Don’t use AI to summarize documents — it’s worse than humans in every way

David Gerard@awful.systems · 5 months ago

Don’t use AI to summarize documents — it’s worse than humans in every way

Lvxferre [he/him]@mander.xyz · 5 months ago

It just so happened to work out in your very specific example.

Emphasis mine. This shit is so trivial to reproduce with other texts, but so trivial, that you’re only making a fool of yourself with this hand-waving.

I’ll provide you further examples, showing that no, it didn’t “just so” happened to work in this “very specific” example. Now using content linked in this comm instead of sci articles so you don’t assume/lie cherry picking later on.

The link in the OP

[Input] Summarise https://pivot-to-ai.com/2024/09/04/dont-use-ai-to-summarize-documents-its-worse-than-humans-in-every-way/ into a single paragraph.

[Output] The article titled “Don’t use AI to summarize documents - it’s worse than humans in every way” argues that Large Language Models (LLMs) are not effective at summarizing documents. The author, Marcelo Soares, believes LLMs are best suited for generating generic text that isn’t particularly interesting and that their attempts at summarization are flawed.

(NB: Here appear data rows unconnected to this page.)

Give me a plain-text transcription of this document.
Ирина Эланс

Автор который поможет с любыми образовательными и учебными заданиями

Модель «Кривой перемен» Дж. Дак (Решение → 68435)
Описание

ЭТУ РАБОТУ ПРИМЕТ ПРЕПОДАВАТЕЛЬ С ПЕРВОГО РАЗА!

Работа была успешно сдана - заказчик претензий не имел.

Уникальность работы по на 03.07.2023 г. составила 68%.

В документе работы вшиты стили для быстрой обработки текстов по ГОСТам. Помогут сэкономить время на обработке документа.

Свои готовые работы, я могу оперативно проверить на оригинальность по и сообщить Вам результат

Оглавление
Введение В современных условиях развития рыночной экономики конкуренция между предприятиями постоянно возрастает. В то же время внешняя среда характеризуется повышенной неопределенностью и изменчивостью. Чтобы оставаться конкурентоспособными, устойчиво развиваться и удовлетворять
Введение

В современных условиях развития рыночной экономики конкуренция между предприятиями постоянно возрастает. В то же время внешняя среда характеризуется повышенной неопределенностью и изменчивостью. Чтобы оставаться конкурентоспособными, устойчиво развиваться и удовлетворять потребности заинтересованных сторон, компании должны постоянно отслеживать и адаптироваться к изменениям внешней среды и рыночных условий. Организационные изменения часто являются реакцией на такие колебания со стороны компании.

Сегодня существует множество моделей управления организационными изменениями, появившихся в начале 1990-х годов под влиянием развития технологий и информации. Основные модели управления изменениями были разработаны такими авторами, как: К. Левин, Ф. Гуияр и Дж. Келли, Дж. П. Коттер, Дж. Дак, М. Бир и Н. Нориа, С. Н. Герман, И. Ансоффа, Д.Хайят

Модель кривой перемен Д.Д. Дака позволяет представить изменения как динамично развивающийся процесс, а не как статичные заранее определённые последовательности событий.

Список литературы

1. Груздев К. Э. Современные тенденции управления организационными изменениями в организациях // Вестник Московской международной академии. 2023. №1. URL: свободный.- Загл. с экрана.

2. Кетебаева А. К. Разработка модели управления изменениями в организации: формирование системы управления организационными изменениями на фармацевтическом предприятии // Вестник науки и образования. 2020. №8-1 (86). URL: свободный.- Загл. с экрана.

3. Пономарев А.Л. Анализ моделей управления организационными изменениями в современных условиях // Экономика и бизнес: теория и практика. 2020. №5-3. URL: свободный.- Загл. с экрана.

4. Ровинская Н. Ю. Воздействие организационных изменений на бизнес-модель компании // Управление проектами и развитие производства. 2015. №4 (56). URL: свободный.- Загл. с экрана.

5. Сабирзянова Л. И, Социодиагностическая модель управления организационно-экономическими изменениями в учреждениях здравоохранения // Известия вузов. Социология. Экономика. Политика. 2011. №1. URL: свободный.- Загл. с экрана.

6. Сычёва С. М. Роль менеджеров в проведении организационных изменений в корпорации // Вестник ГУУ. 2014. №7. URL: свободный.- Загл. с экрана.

AI and the Silicon Valley Hype Machine - NYT

[Input] Summarise https://www.nytimes.com/2024/05/15/opinion/artificial-intelligence-ai-openai-chatgpt-overrated-hype.html into three paragraphs.

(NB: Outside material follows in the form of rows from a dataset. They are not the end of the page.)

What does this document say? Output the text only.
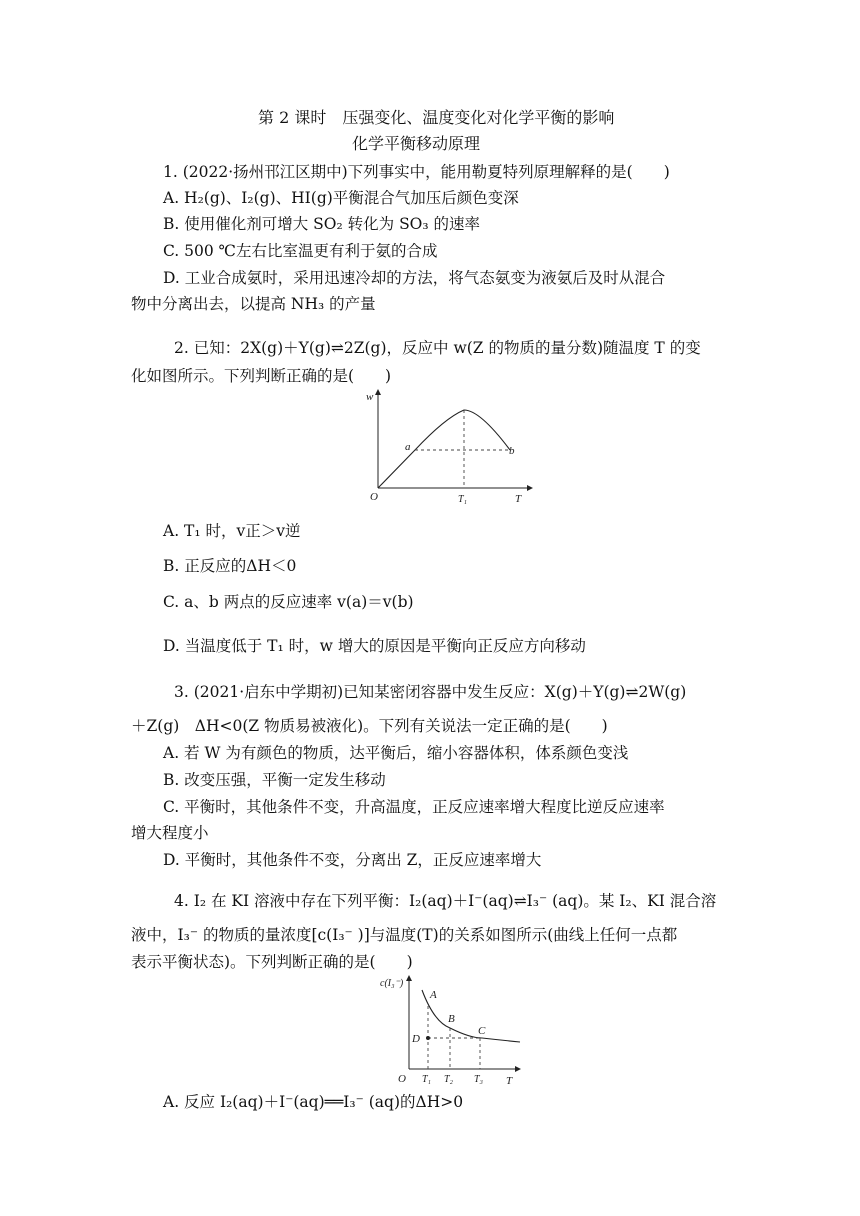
第 2 课时　压强变化、温度变化对化学平衡的影响
化学平衡移动原理
1. (2022·扬州邗江区期中)下列事实中，能用勒夏特列原理解释的是(　　)
A. H₂(g)、I₂(g)、HI(g)平衡混合气加压后颜色变深
B. 使用催化剂可增大 SO₂ 转化为 SO₃ 的速率
C. 500 ℃左右比室温更有利于氨的合成
D. 工业合成氨时，采用迅速冷却的方法，将气态氨变为液氨后及时从混合
物中分离出去，以提高 NH₃ 的产量
2. 已知：2X(g)＋Y(g)⇌2Z(g)，反应中 w(Z 的物质的量分数)随温度 T 的变
化如图所示。下列判断正确的是(　　)
w
O	T
a	b
T₁
A. T₁ 时，v正＞v逆
B. 正反应的ΔH＜0
C. a、b 两点的反应速率 v(a)＝v(b)
D. 当温度低于 T₁ 时，w 增大的原因是平衡向正反应方向移动
3. (2021·启东中学期初)已知某密闭容器中发生反应：X(g)＋Y(g)⇌2W(g)
＋Z(g)　ΔH<0(Z 物质易被液化)。下列有关说法一定正确的是(　　)
A. 若 W 为有颜色的物质，达平衡后，缩小容器体积，体系颜色变浅
B. 改变压强，平衡一定发生移动
C. 平衡时，其他条件不变，升高温度，正反应速率增大程度比逆反应速率
增大程度小
D. 平衡时，其他条件不变，分离出 Z，正反应速率增大
4. I₂ 在 KI 溶液中存在下列平衡：I₂(aq)＋I⁻(aq)⇌I₃⁻ (aq)。某 I₂、KI 混合溶
液中，I₃⁻ 的物质的量浓度[c(I₃⁻ )]与温度(T)的关系如图所示(曲线上任何一点都
表示平衡状态)。下列判断正确的是(　　)
c(I₃⁻)
O	T
A
B
C
D
T₁ T₂ T₃
A. 反应 I₂(aq)＋I⁻(aq)══I₃⁻ (aq)的ΔH>0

[Output] The New York Times opinion piece titled “Will A.I. Ever Live Up to Its Hype?” by Julia Angwin argues that Artificial Intelligence, particularly OpenAI’s ChatGPT, is falling short of its grand promises.

Just a year ago, researchers worried AI might become too powerful. Now, the concern is whether it’s powerful enough. Angwin criticizes OpenAI’s recent announcement of a faster, cheaper ChatGPT as underwhelming, suggesting it’s not the “magic” improvement that was hyped. She compares AI to an unreliable intern whose mistakes make it easier to do things yourself.

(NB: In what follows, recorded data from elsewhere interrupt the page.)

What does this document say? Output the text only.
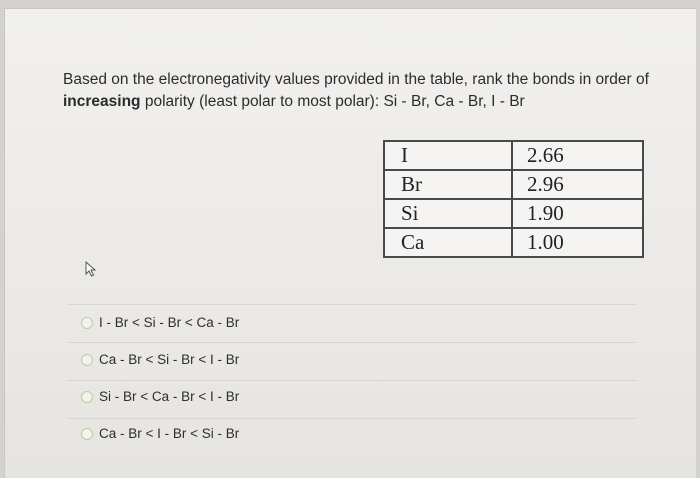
Based on the electronegativity values provided in the table, rank the bonds in order of increasing polarity (least polar to most polar): Si - Br, Ca - Br, I - Br

I	2.66
Br	2.96
Si	1.90
Ca	1.00
I - Br < Si - Br < Ca - Br
Ca - Br < Si - Br < I - Br
Si - Br < Ca - Br < I - Br
Ca - Br < I - Br < Si - Br
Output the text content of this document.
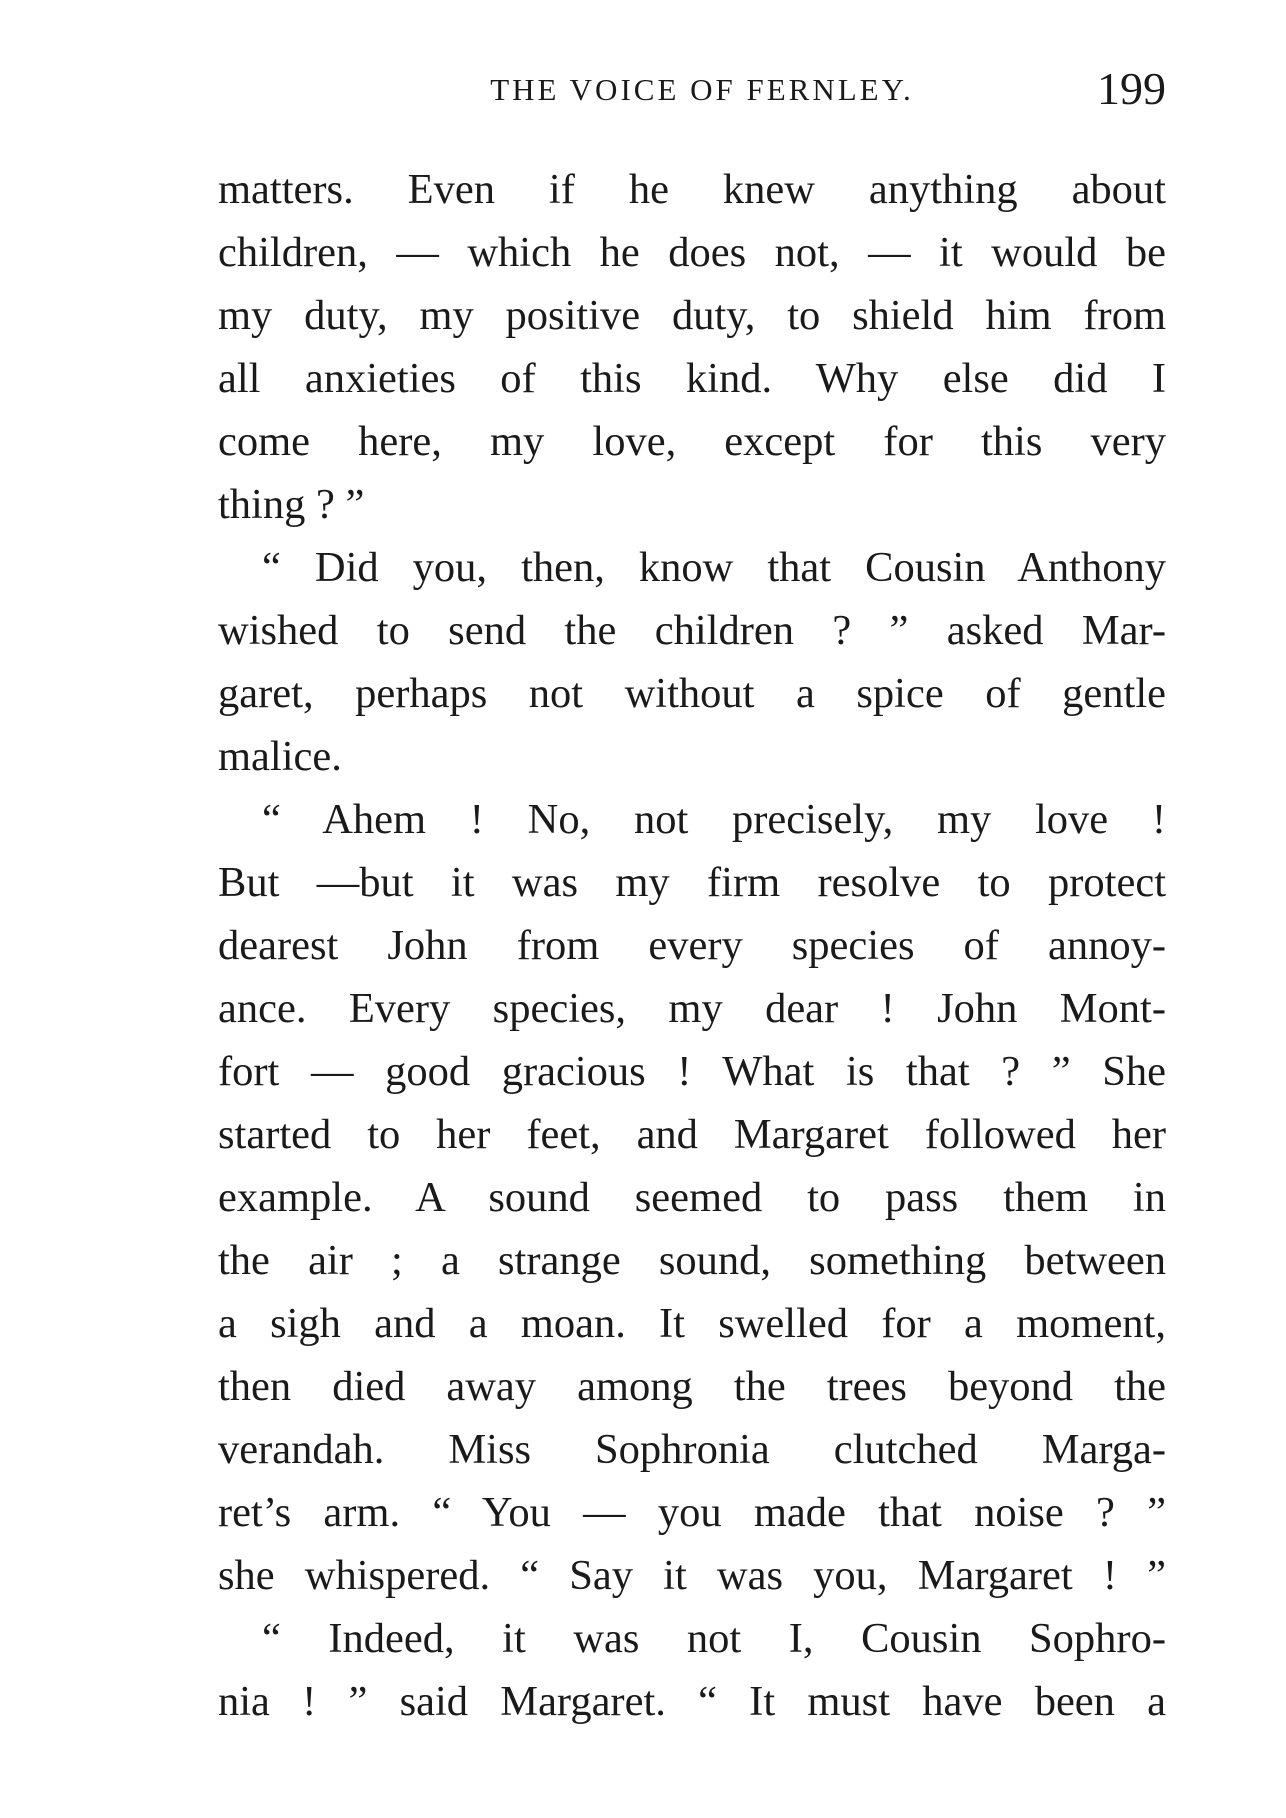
THE VOICE OF FERNLEY.	199
matters. Even if he knew anything about
children, — which he does not, — it would be
my duty, my positive duty, to shield him from
all anxieties of this kind. Why else did I
come here, my love, except for this very
thing ? ”
“ Did you, then, know that Cousin Anthony
wished to send the children ? ” asked Mar-
garet, perhaps not without a spice of gentle
malice.
“ Ahem ! No, not precisely, my love !
But —but it was my firm resolve to protect
dearest John from every species of annoy-
ance. Every species, my dear ! John Mont-
fort — good gracious ! What is that ? ” She
started to her feet, and Margaret followed her
example. A sound seemed to pass them in
the air ; a strange sound, something between
a sigh and a moan. It swelled for a moment,
then died away among the trees beyond the
verandah. Miss Sophronia clutched Marga-
ret’s arm. “ You — you made that noise ? ”
she whispered. “ Say it was you, Margaret ! ”
“ Indeed, it was not I, Cousin Sophro-
nia ! ” said Margaret. “ It must have been a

Angwin believes acknowledging AI’s limitations is crucial. It would allow for more efficient resource allocation and a shift towards more realistic solutions. We shouldn’t be fooled by Silicon Valley’s hype machine, she argues.

It shows what I said - you can’t use it for the claims themselves, but it’s a good enough way to know the topic of the article a bit past the title.

Do you think it will always give a summary that is useful to researchers? [emphasis in the original]

Still pretending that either something needs to be perfect or it’s useless (nirvana fallacy).

Maybe that’s fine. Maybe having the occasional error in the summary, which causes the researcher to dismiss the paper erroneously, is better than just guessing based on the title.

What you’re proposing (to guess based on title) leads to more papers being dismissed erroneously. You’re making the problem worse by ignoring the tool than by using it with all its flaws.

And it is not just sci articles. Every bloody time that you have more text than you can reasonably read, those “AI shortened versions” make you pick up something to read that you would not do otherwise.

Since both of us are clearly repeating arguments I’m going to end the discussion from my part here. I’ll still read any potential reply, but I’m not going to reply further myself.